The state of New Jersey contested the legality of PASPA. The Supreme Court heard oral arguments in late 2017. On May 14, SCOTUS issued a decision reversing the ban, hitting down PASPA in full by a vote of 6-3. Thanks to the conclusion, the following countries now offer legal sports gambling:
Delaware — Launched June 5, 2018
Sports Betting at New Jersey — Launched June 14, 2018
Mississippi — Launched Aug. 1, 2018
West Virginia — Launched Aug. 30, 2018
Sports Betting in Pennsylvania — Launched Nov. 16, 2018
Rhode Island — Launched Nov. 26, 2018
Arkansas — Launched July 1, 2019
States who have passed sports betting legislation, but have not launched it yet:
Tennessee — April 30, 2019
Montana — May 3, 2019
Indiana — May 8, 2019 (get a Complete FAQ here)
Iowa — May 13, 2019
Illinois — June 2, 2019
Delaware was really the first into the enlarged market. The state used the existing sports betting law on its books, based single-game wagering regulations, and began taking bets on June 5, 2018.

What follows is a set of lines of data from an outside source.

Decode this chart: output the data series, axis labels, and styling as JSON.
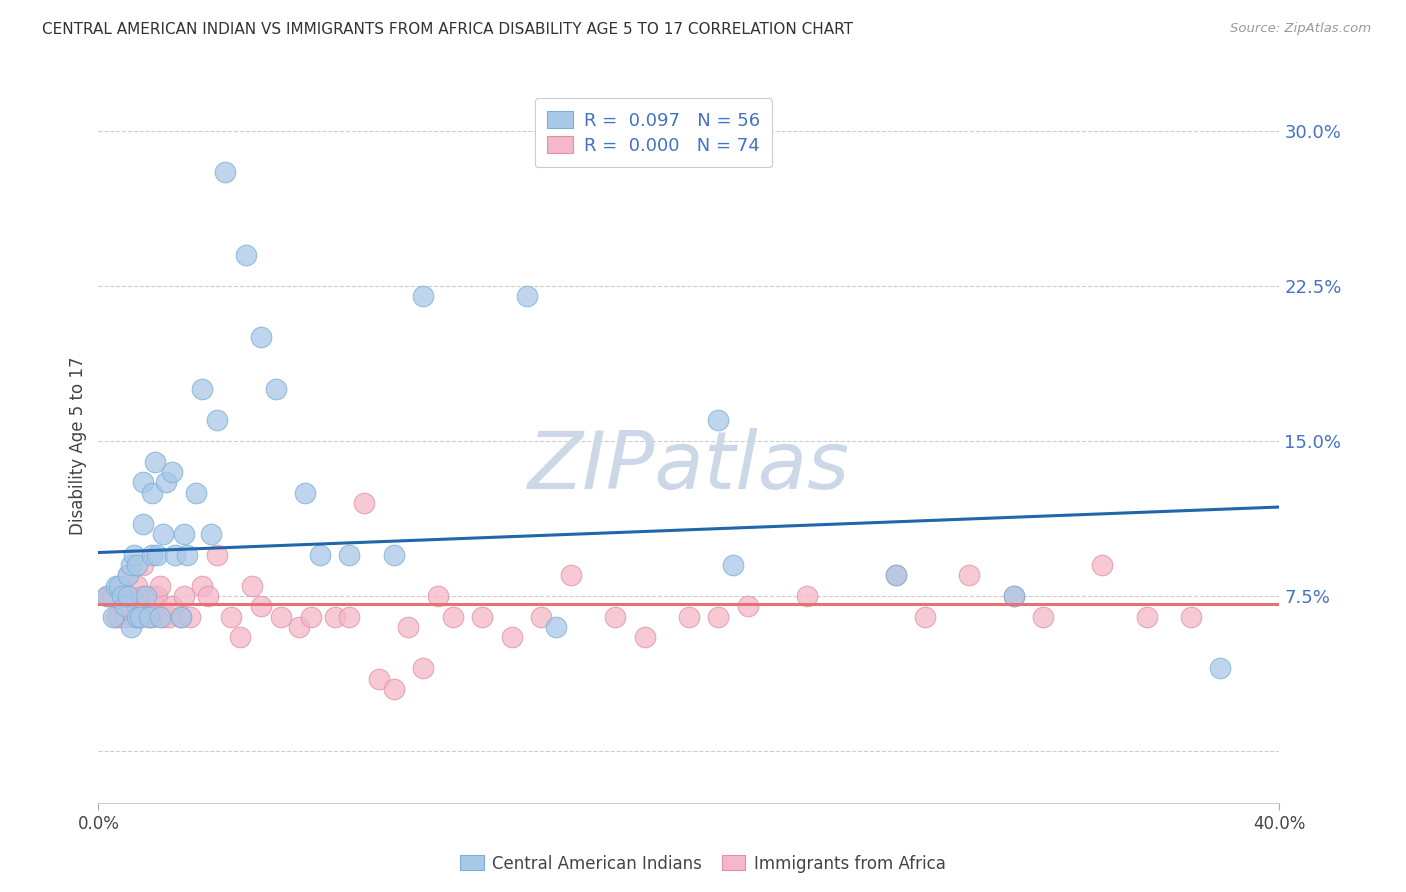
{
  "title": "CENTRAL AMERICAN INDIAN VS IMMIGRANTS FROM AFRICA DISABILITY AGE 5 TO 17 CORRELATION CHART",
  "source": "Source: ZipAtlas.com",
  "ylabel": "Disability Age 5 to 17",
  "y_ticks": [
    0.0,
    0.075,
    0.15,
    0.225,
    0.3
  ],
  "y_tick_labels": [
    "",
    "7.5%",
    "15.0%",
    "22.5%",
    "30.0%"
  ],
  "x_min": 0.0,
  "x_max": 0.4,
  "y_min": -0.025,
  "y_max": 0.32,
  "color_blue": "#a8c8e8",
  "color_pink": "#f4b8c8",
  "color_line_blue": "#2166ac",
  "color_line_pink": "#e87070",
  "color_ytick": "#4472c4",
  "watermark_color": "#ccd8e8",
  "blue_x": [
    0.003,
    0.005,
    0.006,
    0.007,
    0.008,
    0.009,
    0.01,
    0.01,
    0.011,
    0.011,
    0.012,
    0.013,
    0.013,
    0.014,
    0.015,
    0.015,
    0.016,
    0.017,
    0.018,
    0.018,
    0.019,
    0.02,
    0.021,
    0.022,
    0.023,
    0.025,
    0.026,
    0.028,
    0.029,
    0.03,
    0.033,
    0.035,
    0.038,
    0.04,
    0.043,
    0.05,
    0.055,
    0.06,
    0.07,
    0.075,
    0.085,
    0.1,
    0.11,
    0.145,
    0.155,
    0.21,
    0.215,
    0.27,
    0.31,
    0.38
  ],
  "blue_y": [
    0.075,
    0.065,
    0.08,
    0.08,
    0.075,
    0.07,
    0.075,
    0.085,
    0.09,
    0.06,
    0.095,
    0.065,
    0.09,
    0.065,
    0.13,
    0.11,
    0.075,
    0.065,
    0.095,
    0.125,
    0.14,
    0.095,
    0.065,
    0.105,
    0.13,
    0.135,
    0.095,
    0.065,
    0.105,
    0.095,
    0.125,
    0.175,
    0.105,
    0.16,
    0.28,
    0.24,
    0.2,
    0.175,
    0.125,
    0.095,
    0.095,
    0.095,
    0.22,
    0.22,
    0.06,
    0.16,
    0.09,
    0.085,
    0.075,
    0.04
  ],
  "pink_x": [
    0.003,
    0.004,
    0.005,
    0.006,
    0.007,
    0.008,
    0.009,
    0.01,
    0.01,
    0.011,
    0.012,
    0.013,
    0.013,
    0.014,
    0.015,
    0.015,
    0.016,
    0.017,
    0.018,
    0.018,
    0.019,
    0.02,
    0.021,
    0.022,
    0.024,
    0.025,
    0.028,
    0.029,
    0.031,
    0.035,
    0.037,
    0.04,
    0.045,
    0.048,
    0.052,
    0.055,
    0.062,
    0.068,
    0.072,
    0.08,
    0.085,
    0.09,
    0.095,
    0.1,
    0.105,
    0.11,
    0.115,
    0.12,
    0.13,
    0.14,
    0.15,
    0.16,
    0.175,
    0.185,
    0.2,
    0.21,
    0.22,
    0.24,
    0.27,
    0.28,
    0.295,
    0.31,
    0.32,
    0.34,
    0.355,
    0.37
  ],
  "pink_y": [
    0.075,
    0.075,
    0.075,
    0.065,
    0.065,
    0.08,
    0.065,
    0.075,
    0.085,
    0.075,
    0.065,
    0.08,
    0.07,
    0.065,
    0.075,
    0.09,
    0.07,
    0.065,
    0.075,
    0.065,
    0.07,
    0.075,
    0.08,
    0.065,
    0.065,
    0.07,
    0.065,
    0.075,
    0.065,
    0.08,
    0.075,
    0.095,
    0.065,
    0.055,
    0.08,
    0.07,
    0.065,
    0.06,
    0.065,
    0.065,
    0.065,
    0.12,
    0.035,
    0.03,
    0.06,
    0.04,
    0.075,
    0.065,
    0.065,
    0.055,
    0.065,
    0.085,
    0.065,
    0.055,
    0.065,
    0.065,
    0.07,
    0.075,
    0.085,
    0.065,
    0.085,
    0.075,
    0.065,
    0.09,
    0.065,
    0.065
  ],
  "blue_line_x": [
    0.0,
    0.4
  ],
  "blue_line_y": [
    0.096,
    0.118
  ],
  "pink_line_x": [
    0.0,
    0.4
  ],
  "pink_line_y": [
    0.071,
    0.071
  ]
}
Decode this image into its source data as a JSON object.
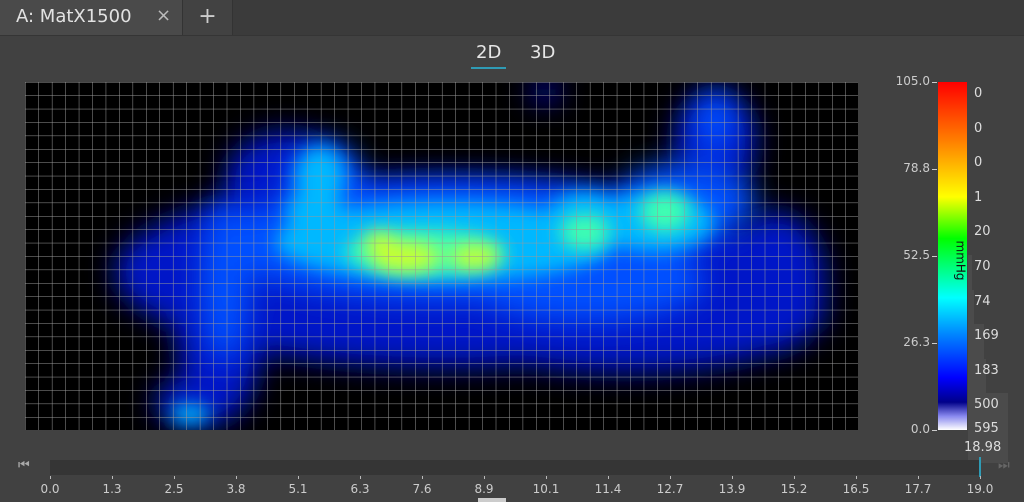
{
  "tabs": [
    {
      "label": "A: MatX1500",
      "close_icon": "close-icon"
    }
  ],
  "add_tab_icon": "plus-icon",
  "add_tab_label": "+",
  "close_label": "×",
  "view_modes": [
    {
      "label": "2D",
      "active": true
    },
    {
      "label": "3D",
      "active": false
    }
  ],
  "accent_color": "#2f9bb5",
  "colorbar": {
    "unit": "mmHg",
    "range": [
      0.0,
      105.0
    ],
    "ticks": [
      "105.0",
      "78.8",
      "52.5",
      "26.3",
      "0.0"
    ],
    "counts": [
      "0",
      "0",
      "0",
      "1",
      "20",
      "70",
      "74",
      "169",
      "183",
      "500",
      "595"
    ],
    "current_value": "18.98"
  },
  "heatmap": {
    "colormap": "jet",
    "grid": true
  },
  "timeline": {
    "ticks": [
      "0.0",
      "1.3",
      "2.5",
      "3.8",
      "5.1",
      "6.3",
      "7.6",
      "8.9",
      "10.1",
      "11.4",
      "12.7",
      "13.9",
      "15.2",
      "16.5",
      "17.7",
      "19.0"
    ],
    "range": [
      0.0,
      19.0
    ],
    "current": 18.98,
    "skip_start_icon": "skip-start-icon",
    "skip_end_icon": "skip-end-icon"
  }
}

A property in New Mexico also started booking legal wagers on Oct. 16. Santa Ana Star Casino & Hotel signed a deal with USBookmaking in early October to establish a sportsbook.
What makes New Mexico an intriguing situation is that Santa Ana is a tribal property. Mississippi was the first state to start tribal sports betting, but it had been done in conjunction with a state legislation. In Santa Ana’s case, sports betting is still prohibited elsewhere in the country, but the tribe can take stakes on its land.
The Pueblo of Santa Ana Gaming Regulatory Commission regulates the casino’s wagers.